SW: Interestingly, AT begins by speaking about female promiscuity, but ends by generalizing that promiscuous behavior for both sexes comes from a place of inadequacy rather than emotional health.
What AT doesn’t address is the role of peer pressure, culture, and pluralistic ignorance on college campuses. Recently the Harvard Crimson interviewed Lisa Wade, Ph.D., a Sociology professor at Occidental College who studies the role of sex, sexuality, and gender in society. Wade dishes out a lot of feminist blather about “teh patriarchy” but at least she’s honest about what’s going on in hookup culture:
Crimson: What role do you think that television and the media’s very casual attitude toward sex has played in shaping society’s views on sex?
LW: It certainly contributes to the pluralistic ignorance and the idea that college is going to be constant sex with attractive people and that that’s how you have fun in college. We get the idea that someone who is cool and interesting and exciting is someone who is doing it and doing it with whoever, whenever, however…. The media seems to be saying that students who don’t participate are just irrelevant and off the social map altogether, and that’s a pretty harsh punishment to someone who objects to what’s going on or wishes it were different.

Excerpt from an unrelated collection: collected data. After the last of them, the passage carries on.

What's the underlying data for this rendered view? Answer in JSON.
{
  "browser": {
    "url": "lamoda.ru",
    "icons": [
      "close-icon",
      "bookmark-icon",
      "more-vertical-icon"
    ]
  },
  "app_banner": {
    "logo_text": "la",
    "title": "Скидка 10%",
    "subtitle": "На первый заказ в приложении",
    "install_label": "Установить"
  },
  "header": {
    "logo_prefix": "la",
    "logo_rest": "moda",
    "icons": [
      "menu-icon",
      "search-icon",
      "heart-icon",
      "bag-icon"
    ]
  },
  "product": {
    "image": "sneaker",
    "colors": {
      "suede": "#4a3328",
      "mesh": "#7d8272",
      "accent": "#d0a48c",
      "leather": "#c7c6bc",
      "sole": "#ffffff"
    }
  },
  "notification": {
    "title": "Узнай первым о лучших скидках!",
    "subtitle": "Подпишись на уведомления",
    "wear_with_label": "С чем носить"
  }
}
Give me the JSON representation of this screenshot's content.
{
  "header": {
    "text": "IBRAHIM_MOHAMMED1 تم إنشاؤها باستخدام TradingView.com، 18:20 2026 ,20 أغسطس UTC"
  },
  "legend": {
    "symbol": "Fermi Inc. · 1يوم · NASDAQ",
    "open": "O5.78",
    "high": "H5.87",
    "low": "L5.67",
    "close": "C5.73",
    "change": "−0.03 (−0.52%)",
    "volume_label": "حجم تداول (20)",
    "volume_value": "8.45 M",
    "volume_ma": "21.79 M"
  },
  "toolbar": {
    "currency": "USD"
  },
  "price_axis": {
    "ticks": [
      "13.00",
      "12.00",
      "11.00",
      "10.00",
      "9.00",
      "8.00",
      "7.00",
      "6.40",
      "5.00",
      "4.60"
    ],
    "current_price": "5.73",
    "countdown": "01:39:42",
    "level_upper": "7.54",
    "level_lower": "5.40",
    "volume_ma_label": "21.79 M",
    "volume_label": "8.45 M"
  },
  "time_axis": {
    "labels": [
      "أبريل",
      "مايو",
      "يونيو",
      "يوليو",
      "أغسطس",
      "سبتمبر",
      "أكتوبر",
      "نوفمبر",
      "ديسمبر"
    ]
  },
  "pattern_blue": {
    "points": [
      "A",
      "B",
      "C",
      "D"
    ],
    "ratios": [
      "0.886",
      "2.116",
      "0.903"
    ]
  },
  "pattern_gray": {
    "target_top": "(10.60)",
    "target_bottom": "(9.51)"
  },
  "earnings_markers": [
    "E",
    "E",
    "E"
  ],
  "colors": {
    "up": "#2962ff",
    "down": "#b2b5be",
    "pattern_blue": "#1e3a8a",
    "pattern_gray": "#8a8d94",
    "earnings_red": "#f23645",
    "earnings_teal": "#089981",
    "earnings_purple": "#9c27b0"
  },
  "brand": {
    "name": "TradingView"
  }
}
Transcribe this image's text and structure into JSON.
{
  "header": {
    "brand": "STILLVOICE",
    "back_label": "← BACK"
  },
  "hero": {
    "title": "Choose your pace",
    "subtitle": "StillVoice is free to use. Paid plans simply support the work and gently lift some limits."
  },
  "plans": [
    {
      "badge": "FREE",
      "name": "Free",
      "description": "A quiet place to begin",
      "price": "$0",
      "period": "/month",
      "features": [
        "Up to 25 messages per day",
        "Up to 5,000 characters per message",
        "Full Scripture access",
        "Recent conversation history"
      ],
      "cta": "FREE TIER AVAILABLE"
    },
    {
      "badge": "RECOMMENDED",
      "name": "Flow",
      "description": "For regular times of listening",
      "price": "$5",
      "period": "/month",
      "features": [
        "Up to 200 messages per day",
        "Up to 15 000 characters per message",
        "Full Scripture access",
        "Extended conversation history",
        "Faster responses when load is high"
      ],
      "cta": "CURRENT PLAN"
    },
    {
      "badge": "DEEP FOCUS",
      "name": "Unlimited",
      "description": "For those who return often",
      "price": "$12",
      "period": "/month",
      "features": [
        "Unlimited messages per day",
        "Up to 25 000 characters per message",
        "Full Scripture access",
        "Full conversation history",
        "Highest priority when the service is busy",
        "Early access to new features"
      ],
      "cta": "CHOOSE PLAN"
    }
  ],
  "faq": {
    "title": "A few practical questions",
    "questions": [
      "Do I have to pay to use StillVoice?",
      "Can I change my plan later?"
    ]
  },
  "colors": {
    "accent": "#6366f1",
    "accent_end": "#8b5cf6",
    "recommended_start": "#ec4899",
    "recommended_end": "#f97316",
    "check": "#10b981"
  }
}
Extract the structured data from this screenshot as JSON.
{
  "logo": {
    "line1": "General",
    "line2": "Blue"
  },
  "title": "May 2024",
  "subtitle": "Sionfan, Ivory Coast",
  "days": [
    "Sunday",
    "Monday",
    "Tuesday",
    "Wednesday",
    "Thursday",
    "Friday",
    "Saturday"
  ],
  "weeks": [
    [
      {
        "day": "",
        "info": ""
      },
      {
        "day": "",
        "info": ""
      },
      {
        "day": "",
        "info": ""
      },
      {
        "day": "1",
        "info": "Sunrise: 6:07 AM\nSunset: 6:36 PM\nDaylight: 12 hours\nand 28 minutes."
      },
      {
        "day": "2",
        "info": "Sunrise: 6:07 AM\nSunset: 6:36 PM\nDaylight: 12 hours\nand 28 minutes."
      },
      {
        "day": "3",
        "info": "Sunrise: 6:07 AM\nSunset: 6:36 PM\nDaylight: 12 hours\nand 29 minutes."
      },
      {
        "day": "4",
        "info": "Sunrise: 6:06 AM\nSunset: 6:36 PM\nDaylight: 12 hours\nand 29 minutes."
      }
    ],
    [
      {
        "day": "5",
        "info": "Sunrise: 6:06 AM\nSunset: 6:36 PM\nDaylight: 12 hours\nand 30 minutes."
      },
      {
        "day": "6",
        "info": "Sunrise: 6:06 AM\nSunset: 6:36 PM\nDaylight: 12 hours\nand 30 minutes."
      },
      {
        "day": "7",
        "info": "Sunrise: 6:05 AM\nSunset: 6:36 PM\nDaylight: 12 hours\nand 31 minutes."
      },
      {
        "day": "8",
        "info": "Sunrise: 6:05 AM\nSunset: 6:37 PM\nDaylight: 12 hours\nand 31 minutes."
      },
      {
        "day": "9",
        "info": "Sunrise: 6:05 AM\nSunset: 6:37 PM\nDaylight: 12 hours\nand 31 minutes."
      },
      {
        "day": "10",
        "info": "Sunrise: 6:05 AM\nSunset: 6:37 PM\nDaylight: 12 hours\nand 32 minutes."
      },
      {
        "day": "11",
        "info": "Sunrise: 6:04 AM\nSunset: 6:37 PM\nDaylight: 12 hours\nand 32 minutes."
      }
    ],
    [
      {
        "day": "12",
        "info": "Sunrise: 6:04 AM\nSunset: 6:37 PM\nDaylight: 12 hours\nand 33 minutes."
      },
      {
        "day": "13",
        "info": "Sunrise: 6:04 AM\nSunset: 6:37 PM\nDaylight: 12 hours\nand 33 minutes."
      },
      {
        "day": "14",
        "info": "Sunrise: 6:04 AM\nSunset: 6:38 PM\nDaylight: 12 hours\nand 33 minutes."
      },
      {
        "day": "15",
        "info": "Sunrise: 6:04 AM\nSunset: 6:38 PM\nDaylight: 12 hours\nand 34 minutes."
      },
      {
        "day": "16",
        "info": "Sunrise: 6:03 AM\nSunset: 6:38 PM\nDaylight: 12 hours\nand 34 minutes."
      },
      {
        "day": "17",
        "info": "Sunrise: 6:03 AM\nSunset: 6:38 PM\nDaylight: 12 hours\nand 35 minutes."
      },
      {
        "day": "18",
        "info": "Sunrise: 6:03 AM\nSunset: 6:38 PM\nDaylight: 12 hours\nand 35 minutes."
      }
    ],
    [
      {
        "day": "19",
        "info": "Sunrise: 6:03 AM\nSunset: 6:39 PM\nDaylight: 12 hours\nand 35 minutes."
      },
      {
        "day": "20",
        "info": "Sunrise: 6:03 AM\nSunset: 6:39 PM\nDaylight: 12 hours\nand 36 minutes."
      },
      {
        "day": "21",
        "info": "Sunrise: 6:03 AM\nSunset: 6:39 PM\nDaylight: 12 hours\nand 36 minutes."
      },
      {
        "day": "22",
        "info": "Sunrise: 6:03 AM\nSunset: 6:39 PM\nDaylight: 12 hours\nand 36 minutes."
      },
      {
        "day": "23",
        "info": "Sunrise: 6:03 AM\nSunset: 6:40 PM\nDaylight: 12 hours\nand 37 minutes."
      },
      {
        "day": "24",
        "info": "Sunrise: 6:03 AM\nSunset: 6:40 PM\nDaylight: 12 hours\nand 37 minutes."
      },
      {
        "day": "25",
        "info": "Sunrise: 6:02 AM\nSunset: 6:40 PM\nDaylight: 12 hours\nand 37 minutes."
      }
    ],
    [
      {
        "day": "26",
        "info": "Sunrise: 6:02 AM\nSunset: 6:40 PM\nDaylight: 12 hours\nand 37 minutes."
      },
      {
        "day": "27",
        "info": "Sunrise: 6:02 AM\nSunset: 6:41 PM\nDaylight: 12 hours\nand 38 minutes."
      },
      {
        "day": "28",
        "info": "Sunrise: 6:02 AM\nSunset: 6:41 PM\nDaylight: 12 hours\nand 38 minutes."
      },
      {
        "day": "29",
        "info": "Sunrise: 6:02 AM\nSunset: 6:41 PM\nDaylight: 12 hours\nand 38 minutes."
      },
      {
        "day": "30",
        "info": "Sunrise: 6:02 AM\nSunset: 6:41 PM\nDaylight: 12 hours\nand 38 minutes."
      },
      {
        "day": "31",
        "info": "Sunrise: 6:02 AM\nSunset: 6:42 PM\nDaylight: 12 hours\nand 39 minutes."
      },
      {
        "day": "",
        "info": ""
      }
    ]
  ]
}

…What the sexual revolution of the 1960s and 1970s gave us is the opportunity to say “yes” to sex. But what it didn’t give us was the opportunity to say “no.” So students feel comfortable saying “yes” to sex, but they also feel like it’s increasingly difficult to say “no.” They feel like they should lose their virginity and have casual sex, and they feel bad about wanting to say “no.”
…When students arrive on campus their first year, they are very excited about what they think is going to be lots and lots of sex and lots and lots of fun. They often start getting disappointed right away and find themselves getting disappointed with so little pleasure and feelings of empowerment. But they don’t feel like they can change the way it is. The majority of students hook up now and then, but they have mixed feelings about what’s going on—they’re excited about the opportunity to be sexual but they’re also frustrated. Over the four years of college, students spend less and less time hooking up.
Clearly, there’s more going on here than self-hatred, though it seems reasonable to assume that the disappointment and frustration students feel after hooking up might create or exacerbate those feelings. One young woman told me that when she got very depressed about the hookup scene and her role in it at her small, private college she went to see a school counselor, who reported that most of the requests for counseling related directly to the hookup scene and kids’ struggles to find their place within it or outside it.
There was one other remark from Anonymous Therapist that I know will interest you:
Gawker: So do you think couples should reveal how many people they’ve had sex with in order to alleviate guilt?
Absolutely not! Once you know that number, you begin to dwell on it and then the mind begins to go places it shouldn’t go and then start to rationalize and over-think the numbers—i.e., how many were one-night stands? How often were feelings shared? Does that make it better or worse? And so on. It’s just a useless piece of information that tends to eventually, more often than not, impact the relationship either on a conscious or subconscious level. So keep it to yourself.